What's happening to me?

*Knock, knock, knock* "Mandy! Jordan! Y'all ready?" Kaleb liked to pretend he was an American YouTuber by including vocabulary like 'y'all' and 'howdy'. It was annoying when he first started it, but now it's just more of a Kaleb meme, and I can't picture him without it.

I bounce out of my seat and walk over to the door. Feeling my blinding shiny dress swish against my legs as I walked. I have learnt from past experiences that you shouldn't wear anything too hot when going clubbing. It gets very hot very quickly. So this dress was pretty much the wisest choice.

I open the door and see the always fruitfully attired and smiley gay of my life stationed in the doorway.

"Hey, Max!" He exclaimed and leant in and gave me a big hug. This time, I hugged him right back. And probably for longer than I should have. I missed out on getting a good hug this morning. I was too distracted by Freddie and what was wrong with him. So I wanted to give him a bigger one now.

"Hey K." I affectionately replied. And smiled so wide once we let go.

"Someones in a happier mood!" He exclaimed as he plopped himself on the couch.

"Ugh, you have no idea," I said, following him.

"Any reason in particular?" He prodded.

"No. No reason at all." But I couldn't stop the smile from spreading across my face. Kaleb just looked at me with a weirded out expression. I'm sure he wasn't used to me being this positive, or just generally happy. I never viewed happiness as a necessity, it was always a luxury that I couldn't afford. But now it was like I was getting it handed to me. By the truckload, and I wanted to share it with the world.
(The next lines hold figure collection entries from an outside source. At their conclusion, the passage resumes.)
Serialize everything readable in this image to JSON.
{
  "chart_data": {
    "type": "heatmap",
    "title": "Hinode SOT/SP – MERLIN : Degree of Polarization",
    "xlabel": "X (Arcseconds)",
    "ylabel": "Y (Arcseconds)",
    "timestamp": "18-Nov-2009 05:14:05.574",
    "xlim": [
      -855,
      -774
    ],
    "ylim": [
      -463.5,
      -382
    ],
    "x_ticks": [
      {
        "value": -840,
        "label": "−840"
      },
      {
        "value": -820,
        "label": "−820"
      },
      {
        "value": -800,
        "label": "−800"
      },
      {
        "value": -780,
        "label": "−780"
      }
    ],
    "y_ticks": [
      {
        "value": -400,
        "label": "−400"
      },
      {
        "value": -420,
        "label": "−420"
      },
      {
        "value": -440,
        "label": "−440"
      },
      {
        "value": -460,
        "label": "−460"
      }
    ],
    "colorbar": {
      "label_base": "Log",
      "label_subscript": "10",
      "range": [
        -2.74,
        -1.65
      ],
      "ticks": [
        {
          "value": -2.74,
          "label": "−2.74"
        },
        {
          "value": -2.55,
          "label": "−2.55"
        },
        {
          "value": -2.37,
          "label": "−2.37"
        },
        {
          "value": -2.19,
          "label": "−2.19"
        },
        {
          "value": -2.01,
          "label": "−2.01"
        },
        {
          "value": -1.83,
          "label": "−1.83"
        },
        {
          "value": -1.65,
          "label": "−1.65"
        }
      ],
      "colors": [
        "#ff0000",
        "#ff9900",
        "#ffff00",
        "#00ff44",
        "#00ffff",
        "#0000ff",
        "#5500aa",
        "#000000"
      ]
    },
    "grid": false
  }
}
"Are you wearing a dress?" Kaleb smirks. And I just look at him with an unimpressed smile. We hear the clunk of footsteps landing at the bottom of the steps, and 'Jordan' walks out, fully clothed in either mine or my sister's clothing. Which he, admittedly, looked better in that I did.

He was wearing my sister's corduroy maroon pants, my black V neck tee, that fit him quite snug, and his original faux leather jacket that he had on when he first got here. The jacket took my mind for a little spin. He looked so much different than he did that day. I know, technically he hasn't really changed much if at all. But I saw him so differently when he first got here. He was an imposter, a creep, a figment of my imagination. But now he was my friend, my comfort. It was creepy.

"Whaddayathink?" Freddie asked, in his very very bad accent. I giggled, but Kaleb didn't seem to notice.

"Oh I love it!" Kaleb stood up, and walked closer to Freddie, before pausing on this way out the door and touching Freddie's shoulder again. He then snapped his head back and walked out the door, toward his car. Freddie just stared at me, a dumbfounded look on his face.